4 – Aufgrund dessen ist die Aussage in einem kritischen Leserbrief „... Trotz schwerwiegender Mängel in der Umweltverträglichkeitsprüfung bejahte damals der Restvorstand ..... die Umweltverträglichkeit und gab seine rechtlichen Möglichkeiten zur Durchsetzung von Umwelt- und Naturschutz aus der Hand. .....Somit steht fest, dass der Rechtsmittelverzicht des BUND Rheinland-Pfalz im Umweltklageverfahren gegen den Windpark Fürfeld sachlich falsch war und gegen die Satzung verstößt“ unzutreffend.
5 - Darüber hinaus sieht sich der BUND auch der Umwelt und des Klimas verpflichtet und hat bei seiner Abwägung, nicht mehr gegen die Genehmigungen des Windpark Fürfeld vorzugehen, neben den naturschutzfachlichen Aspekten weitere Aspekte einbezogen. Der Entscheidung des Landesvorstandes war eine Abwägung aller Gesamtumstände vorausgegangen, zu der auch naturschutzfachliche Aspekte gehörten. Allerdings hatte die Genehmigungsbehörde in den neueren Gutachten erheblich nachgebessert, so dass eine rechtsfehlerhafte umweltrechtliche Prüfung nicht mehr offensichtlich war, vielmehr die neueren Gutachten, die bislang nach meiner Kenntnis nicht einer gerichtlichen Prüfung unterlagen, mittragungsfähig waren.
6 – Harry Neumann als Naturschützer war leider nicht bereit, eine alle Gesamtumstände betreffende Abwägung und demokratisch getroffene Entscheidungen mitzutragen.
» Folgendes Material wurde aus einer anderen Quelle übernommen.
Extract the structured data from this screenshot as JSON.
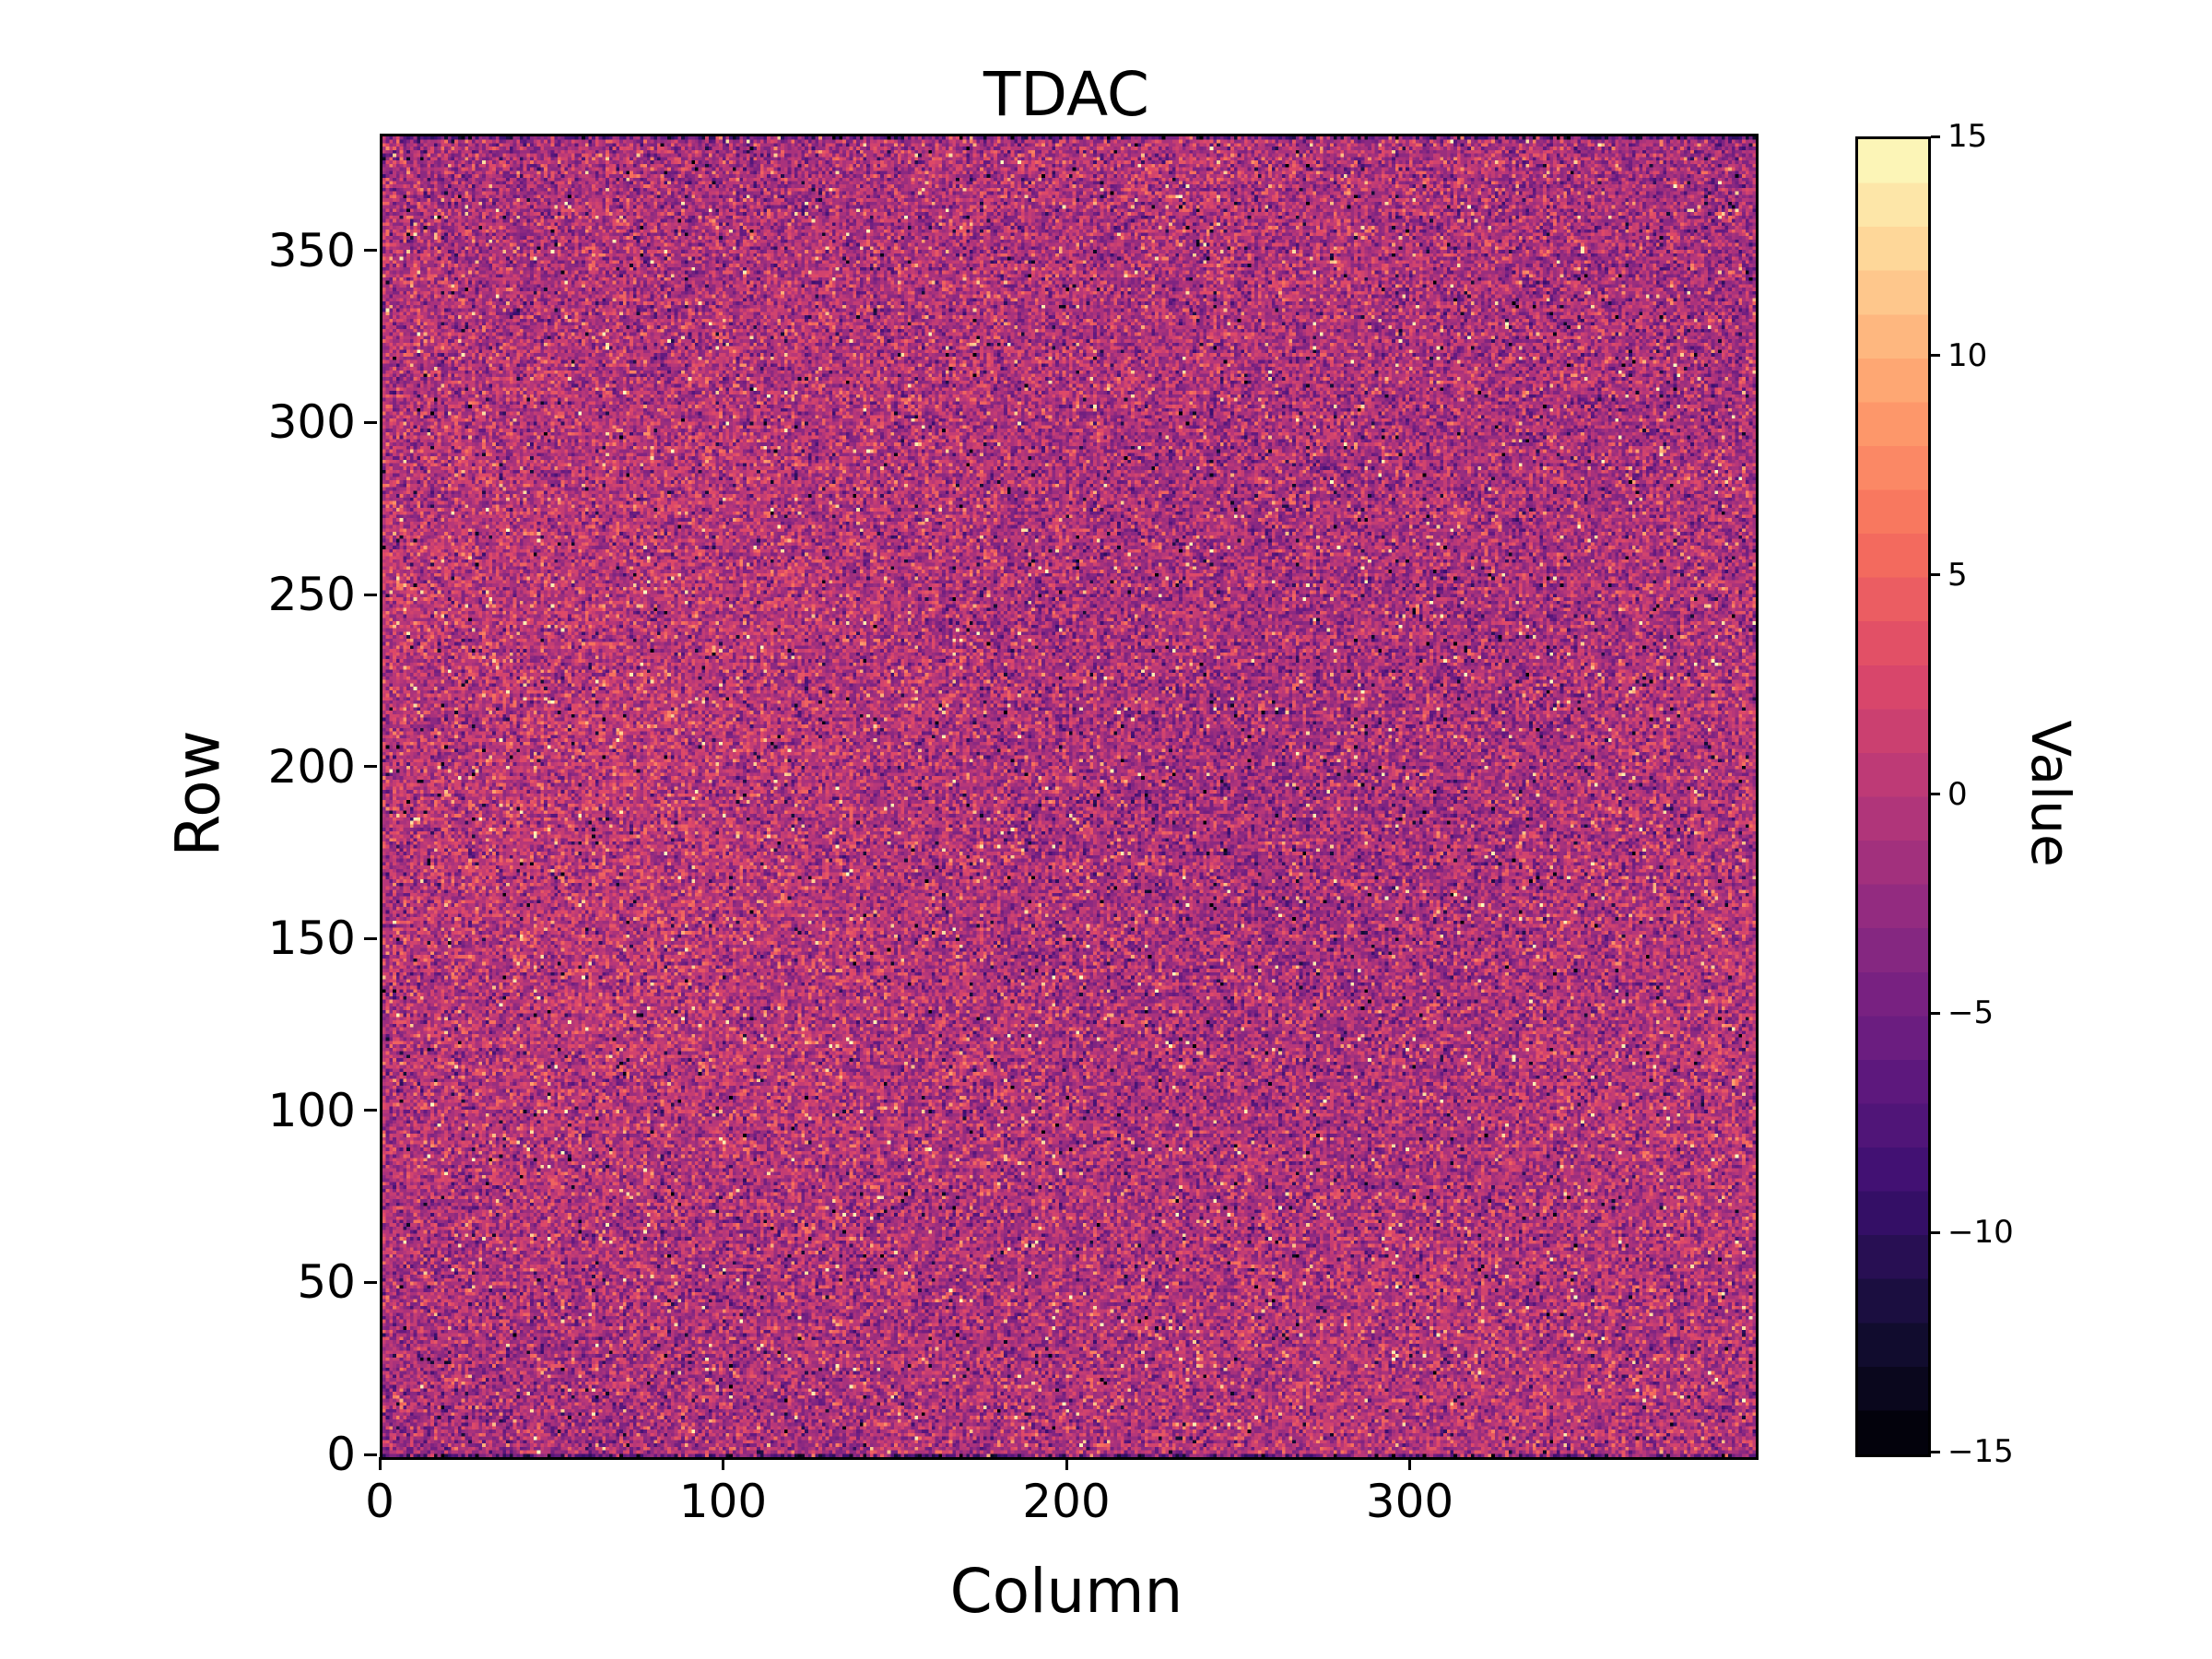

Dies aber wäre seine Aufgabe als Landesvorsitzender des BUND Rheinland-Pfalz gewesen. Er hätte seine private Auffassung von der in einem demokratischen Prozess ermittelten Auffassung des BUND trennen müssen. Harry Neumann ist durch seinen Rücktritt seiner gesicherten Abwahl während der Sonderdelegiertenkonferenz im Dezember 2014 zuvorgekommen. Dem verbleibenden Vorstand wurde dort mit überwältigender Mehrheit das Vertrauen ausgesprochen. Damit hat die Delegiertenversammlung auch die Entscheidung des Landesvorstandes zu Fürfeld, nicht weiter den Rechtsweg zu beschreiten, mit gleicher überwältigender Mehrheit mitgetragen.
All jene, die Fehler in dieser Landesvorstandsentscheidung suchen, scheinen nicht bereit zu sein, die demokratisch gefundenen Mehrheiten zu akzeptieren. An diesen Mehrheiten ändern aber auch umfangreiche Pressekampagnen mit ehrverletzendem Charakter nichts.
7 – Eine „Verbandelung“ von Vorstandsmitgliedern mit der „Windenergie“, was wohl bedeuten soll, mit der Windenergieindustrie, gibt es nicht. Dies wurde bereits mehrfach erläutert.
Schlussendlich werden Behauptungen dadurch, dass sie immer wieder erneut veröffentlicht werden, in ihrem vermeintlichen Wahrheitsgehalt weder begründet noch erhöht.